There’s a fall ritual in Paris by which inhabitants of the city and its more upscale suburbs seek redemption from the sloth and nudity of summer by worshiping in the numerous temples of art and culture in the City of Light.
In September and October, wearing the last vestiges of their summer tan, Parisians re-enter the hallow grounds of the Louvre, the Grand Palais, the Orsay and other such temples of art and culture.

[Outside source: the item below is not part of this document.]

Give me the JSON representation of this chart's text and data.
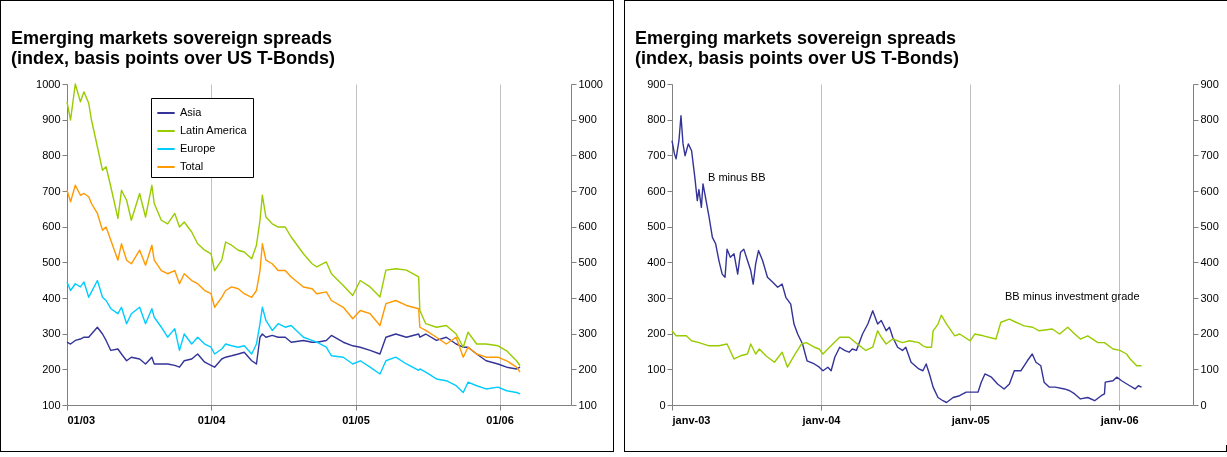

The faithful are joined in queue by inhabitants of more distant suburbs and cities and by visitors from foreign nations anxious, they, too, to receive the grace of art and the glorious sensation, upon exit, that they have witnessed and felt and perhaps even understood the profound depths of Edvard Munch or of Cézanne or of the relationship between Giacometti and the Etruscans.
Here are the wheres and the whens of this cult:
Matisse, Cézanne, Picasso—the Adventure of the Steins at the Grand Palais, Oct. 5-Jan. 16.

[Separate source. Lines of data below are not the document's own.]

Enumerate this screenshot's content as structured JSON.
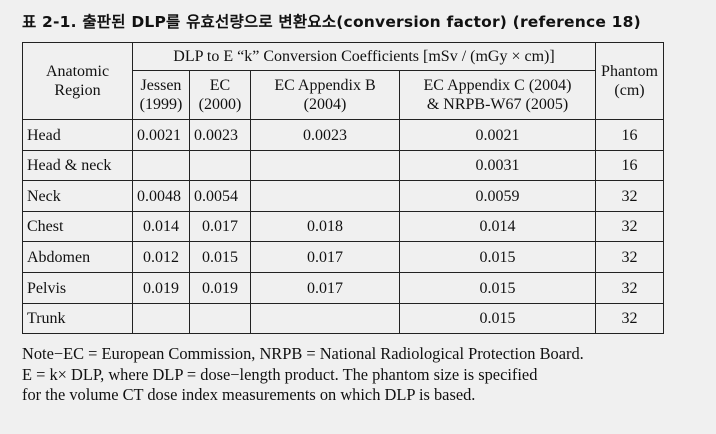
{
  "document": {
    "title": "표 2-1. 출판된 DLP를 유효선량으로 변환요소(conversion factor) (reference 18)",
    "header": {
      "region": [
        "Anatomic",
        "Region"
      ],
      "group": "DLP to E “k” Conversion Coefficients [mSv / (mGy × cm)]",
      "phantom": [
        "Phantom",
        "(cm)"
      ],
      "columns": [
        [
          "Jessen",
          "(1999)"
        ],
        [
          "EC",
          "(2000)"
        ],
        [
          "EC Appendix B",
          "(2004)"
        ],
        [
          "EC Appendix C (2004)",
          "& NRPB-W67 (2005)"
        ]
      ]
    },
    "rows": [
      {
        "region": "Head",
        "jessen": "0.0021",
        "ec": "0.0023",
        "ecb": "0.0023",
        "ecc": "0.0021",
        "phantom": "16"
      },
      {
        "region": "Head & neck",
        "jessen": "",
        "ec": "",
        "ecb": "",
        "ecc": "0.0031",
        "phantom": "16"
      },
      {
        "region": "Neck",
        "jessen": "0.0048",
        "ec": "0.0054",
        "ecb": "",
        "ecc": "0.0059",
        "phantom": "32"
      },
      {
        "region": "Chest",
        "jessen": "0.014",
        "ec": "0.017",
        "ecb": "0.018",
        "ecc": "0.014",
        "phantom": "32"
      },
      {
        "region": "Abdomen",
        "jessen": "0.012",
        "ec": "0.015",
        "ecb": "0.017",
        "ecc": "0.015",
        "phantom": "32"
      },
      {
        "region": "Pelvis",
        "jessen": "0.019",
        "ec": "0.019",
        "ecb": "0.017",
        "ecc": "0.015",
        "phantom": "32"
      },
      {
        "region": "Trunk",
        "jessen": "",
        "ec": "",
        "ecb": "",
        "ecc": "0.015",
        "phantom": "32"
      }
    ],
    "note": [
      "Note−EC = European Commission, NRPB = National Radiological Protection Board.",
      "E = k× DLP, where DLP = dose−length product. The phantom size is specified",
      "for the volume CT dose index measurements on which DLP is based."
    ]
  }
}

Beauty, Morality and Pleasure in Oscar Wilde’s England at the Orsay, Sept. 13-Jan. 12.
Edvard Munch, the Modern Eye at the Pompidou Center, Sept. 21-Jan. 9.
Fra Angelico and the Masters of Light at the Jacquemart-André Museum, Sept. 23-Jan. 16.

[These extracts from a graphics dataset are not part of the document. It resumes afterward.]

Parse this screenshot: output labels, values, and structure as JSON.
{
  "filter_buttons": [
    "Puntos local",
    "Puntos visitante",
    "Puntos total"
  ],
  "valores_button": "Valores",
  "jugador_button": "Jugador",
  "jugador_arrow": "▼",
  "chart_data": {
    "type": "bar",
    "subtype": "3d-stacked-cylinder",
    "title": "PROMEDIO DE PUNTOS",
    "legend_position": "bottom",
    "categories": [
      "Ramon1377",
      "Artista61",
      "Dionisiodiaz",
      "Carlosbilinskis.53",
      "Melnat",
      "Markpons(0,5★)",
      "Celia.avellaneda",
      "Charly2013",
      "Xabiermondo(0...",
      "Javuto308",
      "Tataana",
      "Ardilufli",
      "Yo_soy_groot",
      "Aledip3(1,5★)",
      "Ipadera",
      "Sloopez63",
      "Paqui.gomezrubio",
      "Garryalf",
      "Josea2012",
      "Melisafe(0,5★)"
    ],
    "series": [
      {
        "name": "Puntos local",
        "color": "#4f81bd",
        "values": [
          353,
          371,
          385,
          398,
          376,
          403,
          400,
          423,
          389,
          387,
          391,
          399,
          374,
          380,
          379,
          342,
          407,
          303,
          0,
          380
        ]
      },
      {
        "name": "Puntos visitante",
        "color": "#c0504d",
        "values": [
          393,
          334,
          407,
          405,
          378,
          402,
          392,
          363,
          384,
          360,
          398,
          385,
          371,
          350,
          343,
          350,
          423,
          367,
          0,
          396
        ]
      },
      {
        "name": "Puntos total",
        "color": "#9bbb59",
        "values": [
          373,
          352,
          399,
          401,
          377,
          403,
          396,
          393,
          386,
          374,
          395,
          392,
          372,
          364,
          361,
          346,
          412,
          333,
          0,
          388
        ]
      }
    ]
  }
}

The Forbidden City, Emperors of China and Kings of France at the Louvre, Sept. 29-Jan. 9.
Of Toys and Men at the Grand Palais, Sept. 14-Jan. 23.
Giacometti and the Etruscans at the Pinacothèque de Paris, Sept. 15-Jan. 8.
Cézanne and Paris at the Luxembourg Museum, Oct. 10-Feb. 26.
Pompeii, an Art of Living at the Maillol Museum, Sept. 21-Feb. 12.
Ryan Trecartin and Lizzie Fitch at the Museum of Modern Art of the City of Paris, Oct. 18-Jan. 8.